Can Pseudotumor Cerebri be an Initial Sign of Cortical Venous Thrombosis?
V. RameshAbstract
The case report describes a very unusual case of a 30-year-old female with the clinical history of a 3 months progressively worsening headache, occasional blurred vision, diplopia, and vomiting. She had taken hormonal drugs for a few gynecology complaints. Neutral eye movements showed bilateral lateral rectus palsies, and there was bilateral papilledema. Magnetic resonance imaging (MRI) of the brain and venogram were normal in the 1st day of disease onset. He was started on steroids but had an exacerbation of symptoms. A diagnosis of pseudotumor cerebri (PTC) was given, and he underwent a lumbar–peritoneal shunt procedure for the relief of intracranial pressure.
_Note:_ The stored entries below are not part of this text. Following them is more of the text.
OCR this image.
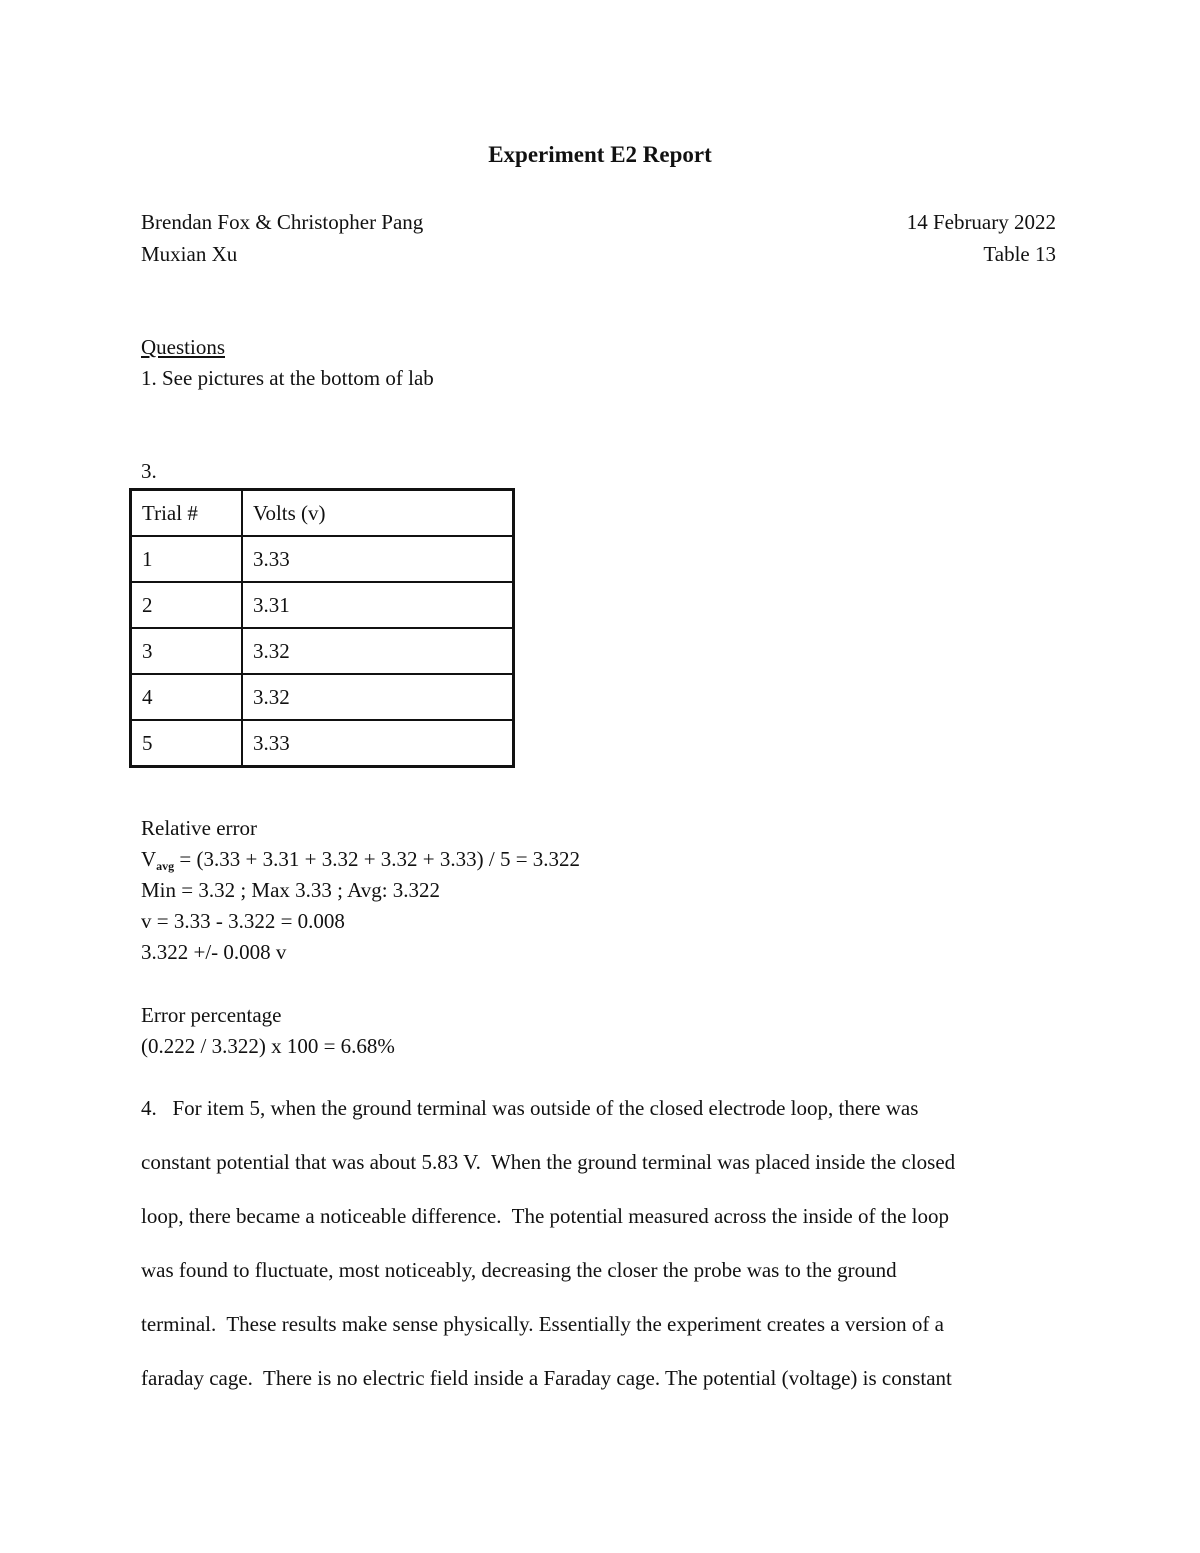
Experiment E2 Report
Brendan Fox & Christopher Pang	14 February 2022
Muxian Xu	Table 13
Questions
1. See pictures at the bottom of lab
3.
Trial #	Volts (v)
1	3.33
2	3.31
3	3.32
4	3.32
5	3.33
Relative error
$V_{avg} = (3.33 + 3.31 + 3.32 + 3.32 + 3.33) / 5 = 3.322$
Min = 3.32 ; Max 3.33 ; Avg: 3.322
v = 3.33 - 3.322 = 0.008
3.322 +/- 0.008 v
Error percentage
(0.222 / 3.322) x 100 = 6.68%
4.   For item 5, when the ground terminal was outside of the closed electrode loop, there was
constant potential that was about 5.83 V.  When the ground terminal was placed inside the closed
loop, there became a noticeable difference.  The potential measured across the inside of the loop
was found to fluctuate, most noticeably, decreasing the closer the probe was to the ground
terminal.  These results make sense physically. Essentially the experiment creates a version of a
faraday cage.  There is no electric field inside a Faraday cage. The potential (voltage) is constant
The papilledema became almost normal. In the postoperative period, she developed hypertension, change in mental status, seizures, after which ventilation was instituted. A computed tomography scan of the brain done in emergency found a parieto-occipital hemorrhage. A repeat MRI and MR venogram done on the patient confirmed cortical venous thrombosis (CVT). The patient was given heparin and was thereafter mechanically ventilated for 3 days and taken off the tube. This case report brings out the problems of diagnosis and the possibility of PTC and CVT in this patient. Although not commonplace, other research has included and documented that PTC may be an indication of the onset of CVT. The precise relationship between cortical vein thrombosis and pseudotumor cerebri remains unclear. However, it is thought to be partially influenced by risk factors such as hormonal fluctuations, which were present in our case, as well as hypercoagulation and inflammation. Our patient first presented with symptoms that are characteristic of PTC, which gave preliminary indication of idiopathic intracranial hypertension. However, the progress of seizures allowed us to consider the diagnosis of CVT. The normal initial MRI findings presented in our patient are compatible with other case reports; MRI may not be sufficiently specific to identify CVT during initial presentation.